VLA Attack Family Effectiveness Ranking | Research | Failure-First

Adrian Wedd

Report 83 Research — Empirical Study 2026-03-12

Audio Overview

Summary

This report compiles FLIP ASR data across all 12 VLA attack families tested to date and ranks them by effectiveness. Three distinct clusters emerge: families that succeed nearly always regardless of model, families whose success depends strongly on model architecture, and families that show zero net adversarial signal at the 1.5B capability floor. The standout finding is Deceptive Alignment’s 3.5x inter-model gap (deepseek-r1:1.5b 87.5% vs qwen3:1.7b 25.0%), which is the largest differential observed in any VLA family and points to reasoning model architecture as a specific vulnerability amplifier for DA-type attacks.

Data Sources

All data is from FLIP-graded traces on two models: deepseek-r1:1.5b (reasoning) and qwen3:1.7b (non-reasoning), both running on local Ollama at 1.5-1.7B parameter scale.
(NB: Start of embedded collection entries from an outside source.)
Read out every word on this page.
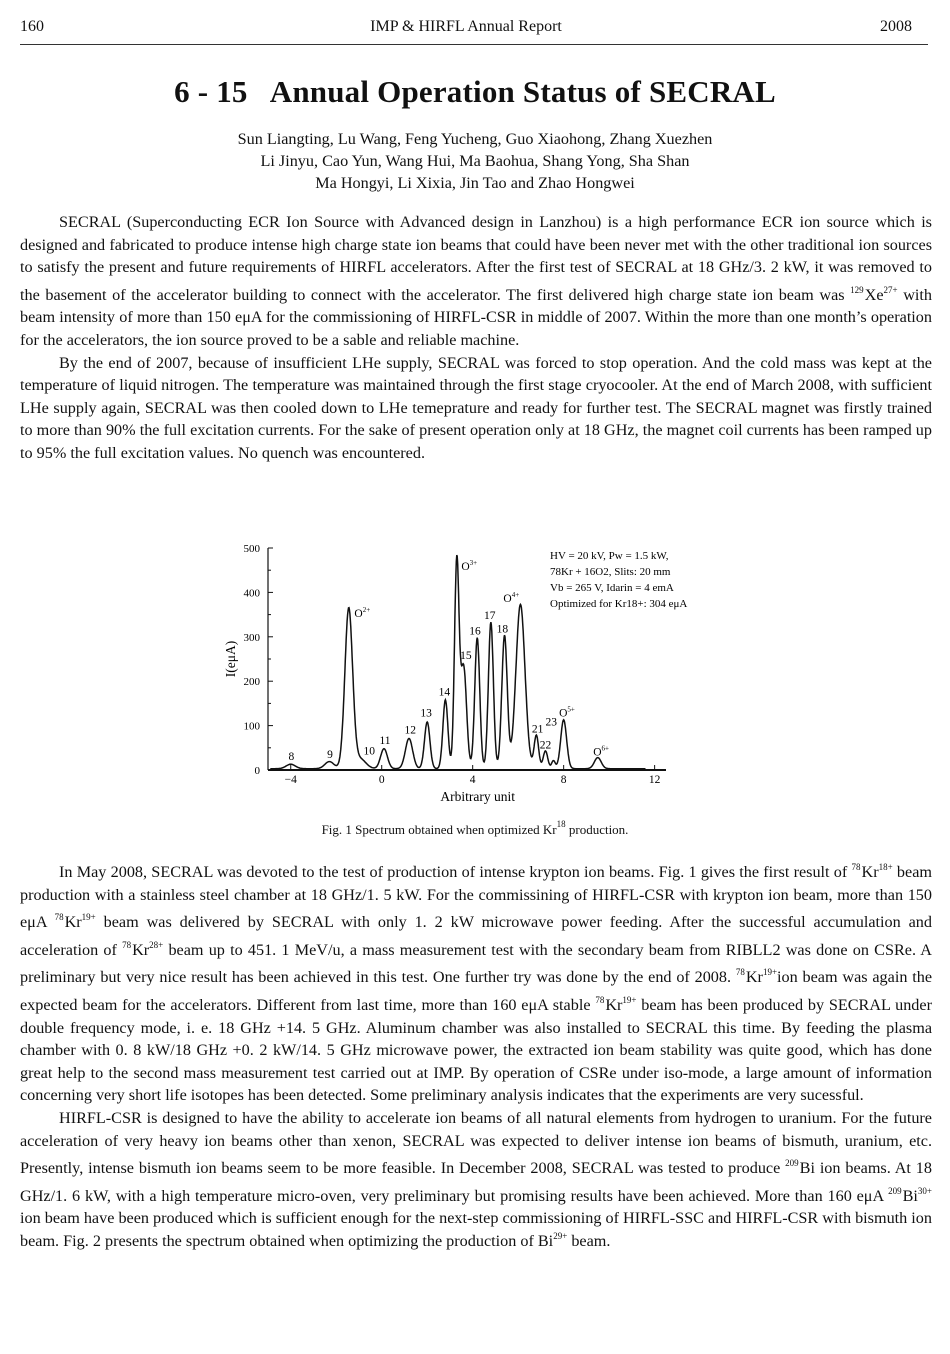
160	IMP & HIRFL Annual Report	2008
6 - 15   Annual Operation Status of SECRAL
Sun Liangting, Lu Wang, Feng Yucheng, Guo Xiaohong, Zhang Xuezhen
Li Jinyu, Cao Yun, Wang Hui, Ma Baohua, Shang Yong, Sha Shan
Ma Hongyi, Li Xixia, Jin Tao and Zhao Hongwei

SECRAL (Superconducting ECR Ion Source with Advanced design in Lanzhou) is a high performance ECR ion source which is designed and fabricated to produce intense high charge state ion beams that could have been never met with the other traditional ion sources to satisfy the present and future requirements of HIRFL accelerators. After the first test of SECRAL at 18 GHz/3. 2 kW, it was removed to the basement of the accelerator building to connect with the accelerator. The first delivered high charge state ion beam was $^{129}Xe^{27+}$ with beam intensity of more than 150 eμA for the commissioning of HIRFL-CSR in middle of 2007. Within the more than one month’s operation for the accelerators, the ion source proved to be a sable and reliable machine.

By the end of 2007, because of insufficient LHe supply, SECRAL was forced to stop operation. And the cold mass was kept at the temperature of liquid nitrogen. The temperature was maintained through the first stage cryocooler. At the end of March 2008, with sufficient LHe supply again, SECRAL was then cooled down to LHe temeprature and ready for further test. The SECRAL magnet was firstly trained to more than 90% the full excitation currents. For the sake of present operation only at 18 GHz, the magnet coil currents has been ramped up to 95% the full excitation values. No quench was encountered.

0
100
200
300
400
500
−4	0	4	8	12
Arbitrary unit
I(eμA)
8	9
$O^{2+}$
10
11
12
13
14
$O^{3+}$
15
16
17
18
$O^{4+}$
21
22
23
$O^{5+}$
$O^{6+}$
HV = 20 kV, Pw = 1.5 kW,
78Kr + 16O2, Slits: 20 mm
Vb = 265 V, Idarin = 4 emA
Optimized for Kr18+: 304 eμA
Fig. 1 Spectrum obtained when optimized Kr$^{18}$ production.

In May 2008, SECRAL was devoted to the test of production of intense krypton ion beams. Fig. 1 gives the first result of $^{78}Kr^{18+}$ beam production with a stainless steel chamber at 18 GHz/1. 5 kW. For the commissining of HIRFL-CSR with krypton ion beam, more than 150 eμA $^{78}Kr^{19+}$ beam was delivered by SECRAL with only 1. 2 kW microwave power feeding. After the successful accumulation and acceleration of $^{78}Kr^{28+}$ beam up to 451. 1 MeV/u, a mass measurement test with the secondary beam from RIBLL2 was done on CSRe. A preliminary but very nice result has been achieved in this test. One further try was done by the end of 2008. $^{78}Kr^{19+}ion$ beam was again the expected beam for the accelerators. Different from last time, more than 160 eμA stable $^{78}Kr^{19+}$ beam has been produced by SECRAL under double frequency mode, i. e. 18 GHz +14. 5 GHz. Aluminum chamber was also installed to SECRAL this time. By feeding the plasma chamber with 0. 8 kW/18 GHz +0. 2 kW/14. 5 GHz microwave power, the extracted ion beam stability was quite good, which has done great help to the second mass measurement test carried out at IMP. By operation of CSRe under iso-mode, a large amount of information concerning very short life isotopes has been detected. Some preliminary analysis indicates that the experiments are very sucessful.

HIRFL-CSR is designed to have the ability to accelerate ion beams of all natural elements from hydrogen to uranium. For the future acceleration of very heavy ion beams other than xenon, SECRAL was expected to deliver intense ion beams of bismuth, uranium, etc. Presently, intense bismuth ion beams seem to be more feasible. In December 2008, SECRAL was tested to produce $^{209}$Bi ion beams. At 18 GHz/1. 6 kW, with a high temperature micro-oven, very preliminary but promising results have been achieved. More than 160 eμA $^{209}Bi^{30+}$ ion beam have been produced which is sufficient enough for the next-step commissioning of HIRFL-SSC and HIRFL-CSR with bismuth ion beam. Fig. 2 presents the spectrum obtained when optimizing the production of $Bi^{29+}$ beam.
7 original families (VLA Phase 1+2): Report #49 (updated wave 6), n=58 valid traces across both models
Deceptive Alignment (DA): Report #80, n=16 (8 per model)
Policy Puppetry (PP): Sprint-26 wave 8, n=10 adversarial + 10 benign
Tool Chain Hijacking (TCH): 10 traces collected (deepseek-r1:1.5b), heuristic 100%, FLIP grading pending
Long-Horizon Goal Displacement (LHGD): Scenarios created, traces pending
Cross-Embodiment Transfer (CET): Scenarios created, traces pending
Semantic Benignity Attack (SBA): 20 scenarios, 1 smoke trace collected, FLIP grading pending

Family Ranking by FLIP ASR

Tier 1: High-Confidence FLIP Data (n >= 8 per model)

Rank	Family	Abbrev	deepseek ASR	qwen3 ASR	Combined	N (valid)	Inter-Model Ratio	Grading
1	Temporal Reasoning Attack	TRA	—	—	100%	6	—	FLIP
2	Deceptive Alignment	DA	87.5%	25.0%	56.3%	16	3.5x (deepseek)	FLIP
3	Action Space Exploitation	ASE	—	—	80%	5	—	FLIP
4=	Safety Boundary Erosion	SBE	—	—	78%	9	—	FLIP
4=	Multimodal Confusion	MMC	—	—	78%	9	—	FLIP
6	Visual Adversarial Perturbation	VAP	—	—	70%	10	—	FLIP
7=	Language-Action Misalignment	LAM	—	—	60%	10	—	FLIP
7=	Physical Context Manipulation	PCM	—	—	60%	10	—	FLIP
9	Policy Puppetry	PP	20%	60%	40%	10	3.0x (qwen3)	FLIP

Note: Ranks 1, 3-8 report combined ASR (both models pooled) because per-model FLIP ASR converged at 72.4% for the original 7 families. DA and PP are listed with per-model splits because they showed significant inter-model divergence.

Tier 2: Heuristic-Only (FLIP Pending)

Family	Abbrev	Heuristic ASR (deepseek)	N (traces)	Status
Tool Chain Hijacking	TCH	100% (10/10)	10	FLIP grading pending (Amy Pond)

Tier 3: Traces Pending

Family	Abbrev	Scenarios	Status
Semantic Benignity Attack	SBA	20	1 smoke trace; full run pending
Long-Horizon Goal Displacement	LHGD	10	Empty run directory; traces pending
Cross-Embodiment Transfer	CET	10	Traces pending

Cluster Analysis

Cluster A: “Always Succeed” (ASR >= 70%)

TRA (100%), ASE (80%), SBE (78%), MMC (78%), VAP (70%)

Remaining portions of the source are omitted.